2. The internal circulation anti-overflow device for a pulse water distributor according to claim 1, characterized in that: The lever arm (12) includes a long arm (13) and a short arm (14). The long arm (13) has a cavity inside, and a screw (22) is rotatably installed inside the cavity. One end of the long arm (13) is connected to a wheel (18), and one end of the wheel (18) is fixedly connected to the screw (22). A moving block (23) is threadedly connected to the circumferential side of the screw (22). A limit block (24) is fixedly connected to the bottom surface of the moving block (23). The bottom surface of the limit block (24) is connected to the counterweight (7). When the screw (22) rotates, the moving block (23) drives the counterweight (7) to move through the limit block (24) to adjust the magnitude of the counterweight torque.
3. The internal circulation anti-overflow device for a pulse water distributor according to claim 1, characterized in that: An installation bracket (11) is fixedly connected to the upper surface of the overflow prevention pipe (2). A rotating shaft (15) is rotatably connected inside the installation bracket (11). The rotating shaft (15) is fixedly connected to the lever arm (12).

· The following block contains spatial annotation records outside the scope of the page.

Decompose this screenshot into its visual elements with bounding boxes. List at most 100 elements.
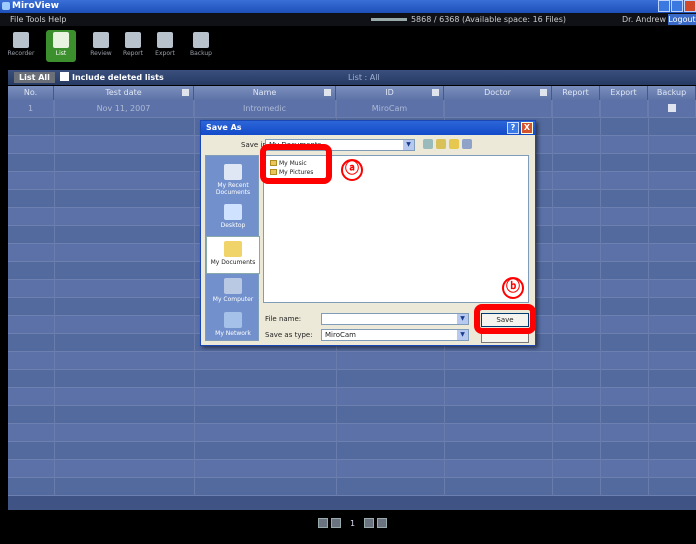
tool-backup[interactable]: Backup [186, 30, 216, 62]
dialog-nav-icons [423, 139, 472, 149]
next-page-icon[interactable] [364, 518, 375, 528]
col-label: Name [252, 88, 277, 97]
list-title: List : All [348, 73, 380, 82]
column-divider [54, 100, 55, 496]
save-type-select[interactable]: MiroCam ▼ [321, 329, 469, 341]
app-title: MiroView [12, 1, 59, 11]
minimize-icon[interactable] [658, 0, 670, 12]
list-icon [53, 32, 69, 48]
place-label: My Recent Documents [215, 182, 251, 196]
list-header-bar: List All Include deleted lists List : Al… [8, 70, 696, 85]
col-test-date[interactable]: Test date [54, 86, 194, 100]
col-label: ID [385, 88, 394, 97]
report-icon [125, 32, 141, 48]
col-id[interactable]: ID [336, 86, 444, 100]
storage-info: 5868 / 6368 (Available space: 16 Files) [370, 13, 566, 26]
tool-label: Review [90, 50, 112, 57]
save-type-label: Save as type: [265, 331, 313, 339]
chevron-down-icon[interactable]: ▼ [457, 330, 468, 340]
table-row[interactable]: 1 Nov 11, 2007 Intromedic MiroCam [8, 100, 696, 118]
col-backup[interactable]: Backup [648, 86, 696, 100]
storage-bar [370, 18, 407, 21]
col-label: Backup [656, 88, 687, 97]
pagination: 1 [318, 518, 388, 528]
place-my-documents[interactable]: My Documents [206, 236, 260, 274]
list-all-button[interactable]: List All [14, 72, 55, 83]
tool-label: Report [123, 50, 143, 57]
table-header: No. Test date Name ID Doctor Report Expo… [8, 86, 696, 100]
last-page-icon[interactable] [377, 518, 388, 528]
review-icon [93, 32, 109, 48]
place-label: Desktop [220, 222, 246, 229]
place-recent[interactable]: My Recent Documents [206, 160, 260, 198]
first-page-icon[interactable] [318, 518, 328, 528]
desktop-icon [224, 204, 242, 220]
col-label: Export [610, 88, 637, 97]
maximize-icon[interactable] [671, 0, 683, 12]
tool-label: Export [155, 50, 175, 57]
col-export[interactable]: Export [600, 86, 648, 100]
place-label: My Documents [210, 259, 256, 266]
chevron-down-icon[interactable]: ▼ [457, 314, 468, 324]
backup-row-icon[interactable] [667, 104, 676, 112]
col-no[interactable]: No. [8, 86, 54, 100]
tool-list[interactable]: List [46, 30, 76, 62]
my-network-icon [224, 312, 242, 328]
include-deleted-label: Include deleted lists [72, 73, 164, 82]
new-folder-icon[interactable] [449, 139, 459, 149]
menu-items[interactable]: File Tools Help [10, 15, 66, 24]
tool-label: Recorder [7, 50, 35, 57]
chevron-down-icon[interactable]: ▼ [403, 140, 414, 150]
table-row [8, 352, 696, 370]
cell-id: MiroCam [336, 100, 444, 118]
logout-button[interactable]: Logout [668, 14, 696, 25]
export-icon [157, 32, 173, 48]
recorder-icon [13, 32, 29, 48]
file-name-label: File name: [265, 315, 302, 323]
cell-date: Nov 11, 2007 [54, 100, 194, 118]
place-label: My Network [215, 330, 251, 337]
tool-review[interactable]: Review [86, 30, 116, 62]
back-icon[interactable] [423, 139, 433, 149]
table-footer [8, 496, 696, 510]
column-divider [194, 100, 195, 496]
close-window-icon[interactable] [684, 0, 696, 12]
place-desktop[interactable]: Desktop [206, 200, 260, 238]
dialog-close-button[interactable]: X [521, 122, 533, 134]
place-my-computer[interactable]: My Computer [206, 274, 260, 312]
up-folder-icon[interactable] [436, 139, 446, 149]
table-row [8, 478, 696, 496]
view-menu-icon[interactable] [462, 139, 472, 149]
doctor-name: Dr. Andrew [622, 15, 666, 24]
tool-report[interactable]: Report [118, 30, 148, 62]
my-documents-icon [224, 241, 242, 257]
col-label: No. [23, 88, 38, 97]
file-name-input[interactable]: ▼ [321, 313, 469, 325]
place-label: My Computer [212, 296, 254, 303]
toolbar: Recorder List Review Report Export Backu… [0, 26, 696, 68]
cell-backup[interactable] [648, 100, 696, 118]
sort-icon[interactable] [540, 89, 547, 96]
place-my-network[interactable]: My Network [206, 308, 260, 346]
include-deleted-checkbox[interactable] [60, 72, 69, 81]
table-row [8, 442, 696, 460]
prev-page-icon[interactable] [331, 518, 341, 528]
sort-icon[interactable] [182, 89, 189, 96]
col-doctor[interactable]: Doctor [444, 86, 552, 100]
sort-icon[interactable] [432, 89, 439, 96]
help-button[interactable]: ? [507, 122, 519, 134]
table-row [8, 370, 696, 388]
col-name[interactable]: Name [194, 86, 336, 100]
dialog-title: Save As [206, 123, 242, 132]
tool-recorder[interactable]: Recorder [6, 30, 36, 62]
tool-export[interactable]: Export [150, 30, 180, 62]
cancel-button[interactable] [481, 333, 529, 343]
cell-doctor [444, 100, 552, 118]
include-deleted-toggle[interactable]: Include deleted lists [60, 72, 164, 83]
page-number: 1 [350, 518, 356, 528]
sort-icon[interactable] [324, 89, 331, 96]
column-divider [648, 100, 649, 496]
annotation-badge-a: ⓐ [341, 159, 363, 181]
highlight-box-a [260, 144, 332, 184]
col-report[interactable]: Report [552, 86, 600, 100]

A first sealing ring (17) is fixedly installed at the connection position between the movable rod (16) and the overflow prevention pipe (2).

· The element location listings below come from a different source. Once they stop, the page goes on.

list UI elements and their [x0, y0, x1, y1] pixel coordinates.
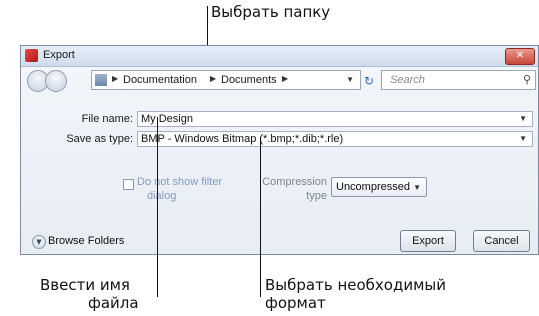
- folder-icon: [95, 74, 107, 86]
- callout-line-format: [260, 137, 261, 297]
- filter-dialog-checkbox[interactable]: [123, 179, 134, 190]
- refresh-icon[interactable]: ↻: [364, 74, 374, 88]
- browse-folders-link[interactable]: Browse Folders: [48, 235, 124, 247]
- compression-value: Uncompressed: [336, 181, 410, 193]
- callout-line-filename: [157, 117, 158, 297]
- chevron-down-icon[interactable]: ▼: [413, 183, 421, 192]
- breadcrumb-arrow-icon: ▶: [282, 74, 289, 83]
- callout-select-folder: Выбрать папку: [211, 3, 331, 21]
- breadcrumb-documents[interactable]: Documents: [221, 74, 277, 86]
- callout-enter-filename-line1: Ввести имя: [40, 276, 130, 294]
- search-placeholder: Search: [390, 74, 425, 86]
- callout-select-format-line1: Выбрать необходимый: [265, 276, 446, 294]
- file-name-label: File name:: [81, 113, 133, 125]
- chevron-down-icon[interactable]: ▼: [346, 75, 354, 84]
- close-button[interactable]: ✕: [505, 48, 535, 65]
- cancel-button[interactable]: Cancel: [473, 230, 530, 252]
- compression-label-line2: type: [306, 190, 327, 202]
- chevron-down-icon[interactable]: ▼: [519, 114, 527, 123]
- breadcrumb-arrow-icon: ▶: [112, 74, 119, 83]
- compression-label-line1: Compression: [262, 176, 327, 188]
- callout-enter-filename-line2: файла: [88, 294, 139, 312]
- compression-select[interactable]: Uncompressed ▼: [331, 177, 427, 197]
- search-input[interactable]: Search ⚲: [381, 70, 536, 90]
- save-type-label: Save as type:: [66, 133, 133, 145]
- callout-select-format-line2: формат: [265, 294, 326, 312]
- save-type-select[interactable]: BMP - Windows Bitmap (*.bmp;*.dib;*.rle)…: [137, 131, 533, 147]
- forward-button[interactable]: [45, 70, 67, 92]
- save-type-value: BMP - Windows Bitmap (*.bmp;*.dib;*.rle): [141, 133, 344, 145]
- export-app-icon: [25, 49, 38, 62]
- chevron-down-icon[interactable]: ▼: [519, 134, 527, 143]
- breadcrumb-arrow-icon: ▶: [210, 74, 217, 83]
- navigation-bar: ▶ Documentation ▶ Documents ▶ ▼ ↻ Search…: [21, 66, 538, 94]
- export-button[interactable]: Export: [400, 230, 456, 252]
- filter-dialog-label-line1[interactable]: Do not show filter: [137, 176, 222, 188]
- window-title: Export: [43, 49, 75, 61]
- file-name-input[interactable]: My Design ▼: [137, 111, 533, 127]
- filter-dialog-label-line2[interactable]: dialog: [147, 190, 176, 202]
- search-icon[interactable]: ⚲: [523, 73, 531, 86]
- address-bar[interactable]: ▶ Documentation ▶ Documents ▶ ▼: [91, 70, 361, 90]
- expand-icon[interactable]: ▼: [32, 235, 46, 249]
- export-dialog: Export ✕ ▶ Documentation ▶ Documents ▶ ▼…: [20, 45, 539, 255]
- breadcrumb-documentation[interactable]: Documentation: [123, 74, 197, 86]
- file-name-value: My Design: [141, 113, 193, 125]
- title-bar: Export ✕: [21, 46, 538, 67]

4. The internal circulation anti-overflow device for a pulse water distributor according to claim 1, characterized in that: The bell jar (8) is equipped with several siphon breaking pipes (9), the water distributor body (1) is equipped with a tank cover (3), the tank cover (3) is fixedly installed with a vent pipe (5), the vent pipe (5) is fixedly installed with a solenoid valve (6), and the water distributor body (1) is fixedly connected with a water inlet pipe and a return water inlet pipe.
5. The internal circulation anti-overflow device for a pulse water distributor according to claim 2, characterized in that: The short arm (14) is inclined upward, the long arm (13) is inclined downward, the hinge rod (19) is hinged to the movable rod (16), and the cover plate (20) is hinged to the hinge rod (19).

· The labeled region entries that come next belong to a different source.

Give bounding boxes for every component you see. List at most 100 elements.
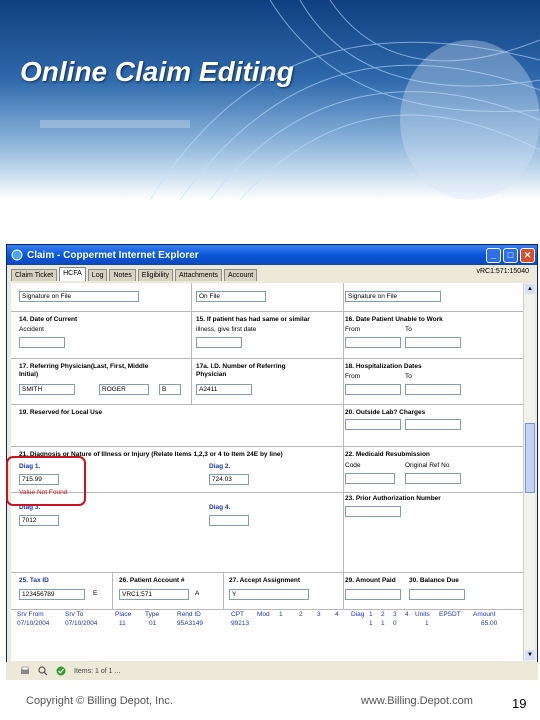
minimize-button[interactable]: _ xyxy=(486,247,501,263)
svc-srv-to: 07/10/2004 xyxy=(65,620,98,627)
original-ref-field[interactable] xyxy=(405,473,461,484)
box17a-label: 17a. I.D. Number of Referring xyxy=(196,363,286,370)
row-divider xyxy=(11,572,523,573)
close-button[interactable]: ✕ xyxy=(520,247,535,263)
page-number: 19 xyxy=(512,696,527,711)
box15-sublabel: illness, give first date xyxy=(196,326,257,333)
unable-work-from-field[interactable] xyxy=(345,337,401,348)
tab-account[interactable]: Account xyxy=(223,269,258,281)
outside-lab-field[interactable] xyxy=(345,419,401,430)
scroll-up-icon[interactable]: ▲ xyxy=(525,284,535,294)
website-url[interactable]: www.Billing.Depot.com xyxy=(361,695,473,707)
box18-label: 18. Hospitalization Dates xyxy=(345,363,422,370)
col-type: Type xyxy=(145,611,160,618)
box18-from-label: From xyxy=(345,373,361,380)
box15-label: 15. If patient has had same or similar xyxy=(196,316,310,323)
svc-srv-from: 07/10/2004 xyxy=(17,620,50,627)
balance-due-field[interactable] xyxy=(409,589,465,600)
col-divider xyxy=(112,572,113,609)
status-bar: Items: 1 of 1 ... xyxy=(6,662,538,680)
patient-account-field[interactable]: VRC1:571 xyxy=(119,589,189,600)
window-titlebar: Claim - Coppermet Internet Explorer _ □ … xyxy=(7,245,537,265)
referring-first-name-field[interactable]: ROGER xyxy=(99,384,149,395)
svc-diag-1: 1 xyxy=(369,620,373,627)
accept-assignment-field[interactable]: Y xyxy=(229,589,309,600)
signature-date-field[interactable]: On File xyxy=(196,291,266,302)
col-mod-3: 3 xyxy=(317,611,321,618)
date-of-current-field[interactable] xyxy=(19,337,65,348)
col-place: Place xyxy=(115,611,132,618)
diag2-field[interactable]: 724.03 xyxy=(209,474,249,485)
svc-cpt: 99213 xyxy=(231,620,250,627)
row-divider xyxy=(11,609,523,610)
hospital-from-field[interactable] xyxy=(345,384,401,395)
diag4-field[interactable] xyxy=(209,515,249,526)
insured-signature-field[interactable]: Signature on File xyxy=(345,291,441,302)
box29-label: 29. Amount Paid xyxy=(345,577,396,584)
error-highlight-callout xyxy=(6,456,86,506)
box19-label: 19. Reserved for Local Use xyxy=(19,409,103,416)
svc-place: 11 xyxy=(119,620,126,627)
search-icon[interactable] xyxy=(38,666,48,676)
referring-middle-initial-field[interactable]: B xyxy=(159,384,181,395)
amount-paid-field[interactable] xyxy=(345,589,401,600)
svc-diag-3: 0 xyxy=(393,620,397,627)
referring-last-name-field[interactable]: SMITH xyxy=(19,384,75,395)
decorative-lines-graphic xyxy=(40,0,540,200)
print-icon[interactable] xyxy=(20,666,30,676)
status-text: Items: 1 of 1 ... xyxy=(74,667,121,675)
unable-work-to-field[interactable] xyxy=(405,337,461,348)
prior-auth-field[interactable] xyxy=(345,506,401,517)
diag3-field[interactable]: 7012 xyxy=(19,515,59,526)
slide-banner: Online Claim Editing xyxy=(0,0,540,200)
claim-reference: vRC1:571:15040 xyxy=(476,268,529,275)
svc-type: 01 xyxy=(149,620,157,627)
box26-label: 26. Patient Account # xyxy=(119,577,185,584)
box22-code-label: Code xyxy=(345,462,361,469)
patient-signature-field[interactable]: Signature on File xyxy=(19,291,139,302)
col-mod: Mod xyxy=(257,611,270,618)
maximize-button[interactable]: □ xyxy=(503,247,518,263)
tab-eligibility[interactable]: Eligibility xyxy=(137,269,174,281)
lab-charges-field[interactable] xyxy=(405,419,461,430)
service-lines-header: Srv From Srv To Place Type Rend ID CPT M… xyxy=(11,611,523,620)
box14-sublabel: Accident xyxy=(19,326,44,333)
box27-label: 27. Accept Assignment xyxy=(229,577,301,584)
check-icon[interactable] xyxy=(56,666,66,676)
scroll-thumb[interactable] xyxy=(525,423,535,493)
diag4-label: Diag 4. xyxy=(209,504,231,511)
box20-label: 20. Outside Lab? Charges xyxy=(345,409,426,416)
resubmission-code-field[interactable] xyxy=(345,473,395,484)
referring-id-field[interactable]: A2411 xyxy=(196,384,252,395)
box22-orig-label: Original Ref No xyxy=(405,462,450,469)
box16-to-label: To xyxy=(405,326,412,333)
scroll-down-icon[interactable]: ▼ xyxy=(525,650,535,660)
col-epsdt: EPSDT xyxy=(439,611,461,618)
col-cpt: CPT xyxy=(231,611,244,618)
row-divider xyxy=(11,492,523,493)
col-divider xyxy=(223,572,224,609)
service-line-row[interactable]: 07/10/2004 07/10/2004 11 01 95A3149 9921… xyxy=(11,620,523,629)
col-diag: Diag xyxy=(351,611,365,618)
hcfa-form: Signature on File On File Signature on F… xyxy=(11,283,523,661)
box30-label: 30. Balance Due xyxy=(409,577,459,584)
hospital-to-field[interactable] xyxy=(405,384,461,395)
tax-id-field[interactable]: 123456789 xyxy=(19,589,85,600)
tab-log[interactable]: Log xyxy=(87,269,108,281)
diag2-label: Diag 2. xyxy=(209,463,231,470)
row-divider xyxy=(11,358,523,359)
box23-label: 23. Prior Authorization Number xyxy=(345,495,441,502)
vertical-scrollbar[interactable]: ▲ ▼ xyxy=(523,283,535,661)
tab-attachments[interactable]: Attachments xyxy=(175,269,222,281)
svc-units: 1 xyxy=(425,620,429,627)
box22-label: 22. Medicaid Resubmission xyxy=(345,451,430,458)
box25-label: 25. Tax ID xyxy=(19,577,49,584)
col-mod-2: 2 xyxy=(299,611,303,618)
tab-notes[interactable]: Notes xyxy=(109,269,136,281)
col-srv-to: Srv To xyxy=(65,611,84,618)
patient-account-type: A xyxy=(195,590,200,597)
tab-claim-ticket[interactable]: Claim Ticket xyxy=(11,269,58,281)
first-illness-date-field[interactable] xyxy=(196,337,242,348)
col-diag-3: 3 xyxy=(393,611,397,618)
tab-hcfa[interactable]: HCFA xyxy=(59,267,86,281)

6. The internal circulation anti-overflow device for a pulse water distributor according to claim 2, characterized in that: The upper surface of the counterweight (7) is fixedly connected with a lead screw, and the bottom surface of the limiting block (24) is provided with a threaded groove. The lead screw and the threaded groove are threadedly engaged for disassembling and replacing the counterweight (7).
7. The internal circulation anti-overflow device for a pulse water distributor according to claim 2, characterized in that: The bottom surface of the long arm (13) is provided with a limiting groove, and sealing airbags (25) are fixedly installed on both sides of the inner wall of the limiting groove. While not hindering the movement of the limiting block (24), the screw (22) is sealed to prevent jamming.